Surgment: Segmentation-enabled Semantic Search and Creation of Visual Question and Feedback to Support Video-Based Surgery Learning
Jingying Wang, Haoran Tang, Taylor Kantor, Tandis Soltani, Vitaliy Popov, Xu Wang
TL;DR
Surgment addresses the need for active, visual-focused surgical learning by integrating a SegGPT+SAM segmentation pipeline with two key interfaces: search-by-mask for frame retrieval and a quiz-maker for image-based questions and feedback. The approach achieves a Dice score of 0.92 on lap chole datasets and enables high-education-value content validated by 11 expert surgeons, highlighting improvements over traditional, text-centric question generation. The study demonstrates the importance of human expert input in AI-assisted content creation, identifies UI and generalizability challenges, and points to future directions including voice interfaces, finer segmentation, and AR-enabled in-OR teaching. Collectively, Surgment offers a practical pathway to enhance preoperative preparation and surgical training through interactive, visual learning materials grounded in authentic operative scenes.
Abstract
Videos are prominent learning materials to prepare surgical trainees before they enter the operating room (OR).
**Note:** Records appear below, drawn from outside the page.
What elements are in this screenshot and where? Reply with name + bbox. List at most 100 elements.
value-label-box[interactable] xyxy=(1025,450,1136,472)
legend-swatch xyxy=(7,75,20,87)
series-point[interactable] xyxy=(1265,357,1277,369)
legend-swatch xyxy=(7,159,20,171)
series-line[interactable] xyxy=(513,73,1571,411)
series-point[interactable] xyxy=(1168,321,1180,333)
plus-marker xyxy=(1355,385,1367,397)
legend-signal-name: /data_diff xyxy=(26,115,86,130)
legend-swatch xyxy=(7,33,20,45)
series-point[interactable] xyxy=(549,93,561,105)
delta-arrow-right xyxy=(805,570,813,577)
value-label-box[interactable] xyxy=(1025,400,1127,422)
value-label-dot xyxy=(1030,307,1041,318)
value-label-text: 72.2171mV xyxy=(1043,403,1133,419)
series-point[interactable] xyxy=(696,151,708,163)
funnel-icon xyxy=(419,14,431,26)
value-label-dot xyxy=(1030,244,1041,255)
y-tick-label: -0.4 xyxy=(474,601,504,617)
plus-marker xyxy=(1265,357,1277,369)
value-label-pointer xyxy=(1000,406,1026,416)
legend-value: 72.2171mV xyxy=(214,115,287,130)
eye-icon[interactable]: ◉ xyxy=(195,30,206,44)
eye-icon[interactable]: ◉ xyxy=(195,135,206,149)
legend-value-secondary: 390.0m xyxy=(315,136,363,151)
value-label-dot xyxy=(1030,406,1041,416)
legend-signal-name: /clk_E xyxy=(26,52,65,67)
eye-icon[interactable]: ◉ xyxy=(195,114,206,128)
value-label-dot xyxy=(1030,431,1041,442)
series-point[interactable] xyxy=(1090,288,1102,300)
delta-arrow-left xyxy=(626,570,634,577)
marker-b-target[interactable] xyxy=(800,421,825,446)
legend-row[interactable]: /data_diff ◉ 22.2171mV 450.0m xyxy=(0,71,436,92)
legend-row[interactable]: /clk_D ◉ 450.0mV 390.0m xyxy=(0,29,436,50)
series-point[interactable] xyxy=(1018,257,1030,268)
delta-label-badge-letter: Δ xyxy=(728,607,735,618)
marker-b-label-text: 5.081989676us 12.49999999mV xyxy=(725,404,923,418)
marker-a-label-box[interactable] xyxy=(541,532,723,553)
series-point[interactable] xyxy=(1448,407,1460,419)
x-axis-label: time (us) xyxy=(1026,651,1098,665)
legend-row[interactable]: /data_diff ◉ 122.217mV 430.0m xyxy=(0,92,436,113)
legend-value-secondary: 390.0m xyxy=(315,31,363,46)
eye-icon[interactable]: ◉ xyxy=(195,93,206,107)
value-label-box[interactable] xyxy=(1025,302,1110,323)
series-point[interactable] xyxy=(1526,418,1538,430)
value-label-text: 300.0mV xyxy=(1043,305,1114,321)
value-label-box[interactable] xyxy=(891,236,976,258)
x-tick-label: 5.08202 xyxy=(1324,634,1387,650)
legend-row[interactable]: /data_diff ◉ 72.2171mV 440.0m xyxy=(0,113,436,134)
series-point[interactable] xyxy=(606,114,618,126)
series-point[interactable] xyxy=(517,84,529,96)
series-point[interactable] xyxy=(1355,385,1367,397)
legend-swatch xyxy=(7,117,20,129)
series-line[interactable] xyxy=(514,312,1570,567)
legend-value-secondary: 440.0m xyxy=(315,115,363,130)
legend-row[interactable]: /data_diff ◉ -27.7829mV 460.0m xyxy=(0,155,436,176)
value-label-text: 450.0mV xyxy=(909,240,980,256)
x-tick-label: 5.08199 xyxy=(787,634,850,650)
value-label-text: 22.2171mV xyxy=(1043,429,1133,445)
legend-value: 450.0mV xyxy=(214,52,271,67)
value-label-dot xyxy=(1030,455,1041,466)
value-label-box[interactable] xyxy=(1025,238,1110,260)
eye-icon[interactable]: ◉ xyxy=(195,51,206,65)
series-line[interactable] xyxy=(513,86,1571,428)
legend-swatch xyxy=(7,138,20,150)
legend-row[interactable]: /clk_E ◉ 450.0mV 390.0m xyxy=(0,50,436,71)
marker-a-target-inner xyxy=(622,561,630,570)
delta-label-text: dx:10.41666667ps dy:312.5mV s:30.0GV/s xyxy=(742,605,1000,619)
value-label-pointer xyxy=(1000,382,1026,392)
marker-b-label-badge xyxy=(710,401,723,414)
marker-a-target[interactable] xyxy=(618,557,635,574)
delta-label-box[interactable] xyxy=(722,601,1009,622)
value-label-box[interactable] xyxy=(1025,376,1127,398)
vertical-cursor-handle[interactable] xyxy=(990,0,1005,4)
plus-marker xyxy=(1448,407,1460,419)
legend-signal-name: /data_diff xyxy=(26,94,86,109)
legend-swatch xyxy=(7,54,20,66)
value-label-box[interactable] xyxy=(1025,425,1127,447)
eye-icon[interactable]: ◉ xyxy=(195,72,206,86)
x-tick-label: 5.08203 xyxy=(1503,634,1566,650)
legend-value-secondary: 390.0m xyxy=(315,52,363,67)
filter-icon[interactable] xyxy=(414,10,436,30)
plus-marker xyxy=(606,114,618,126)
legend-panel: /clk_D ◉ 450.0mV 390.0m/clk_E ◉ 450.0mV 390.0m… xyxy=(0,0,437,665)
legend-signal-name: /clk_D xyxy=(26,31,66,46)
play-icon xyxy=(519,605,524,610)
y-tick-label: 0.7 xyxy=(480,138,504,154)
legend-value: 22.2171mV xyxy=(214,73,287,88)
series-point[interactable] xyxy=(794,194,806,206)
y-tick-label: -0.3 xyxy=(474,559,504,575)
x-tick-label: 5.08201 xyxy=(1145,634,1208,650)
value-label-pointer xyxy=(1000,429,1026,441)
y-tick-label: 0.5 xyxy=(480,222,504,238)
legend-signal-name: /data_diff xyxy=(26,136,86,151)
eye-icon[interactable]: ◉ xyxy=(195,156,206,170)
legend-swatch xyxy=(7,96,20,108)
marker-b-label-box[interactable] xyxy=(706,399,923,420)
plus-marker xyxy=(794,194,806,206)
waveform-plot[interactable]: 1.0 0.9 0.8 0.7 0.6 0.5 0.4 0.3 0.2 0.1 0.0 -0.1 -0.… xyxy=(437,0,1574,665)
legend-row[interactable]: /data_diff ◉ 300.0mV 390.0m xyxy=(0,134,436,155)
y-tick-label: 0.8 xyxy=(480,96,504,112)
In this work, we explore techniques to enrich the video-based surgery learning experience. We propose Surgment, a system that helps expert surgeons create exercises with feedback based on surgery recordings. Surgment is powered by a few-shot-learning-based pipeline (SegGPT+SAM) to segment surgery scenes, achieving an accuracy of 92\%. The segmentation pipeline enables functionalities to create visual questions and feedback desired by surgeons from a formative study. Surgment enables surgeons to 1) retrieve frames of interest through sketches, and 2) design exercises that target specific anatomical components and offer visual feedback. In an evaluation study with 11 surgeons, participants applauded the search-by-sketch approach for identifying frames of interest and found the resulting image-based questions and feedback to be of high educational value.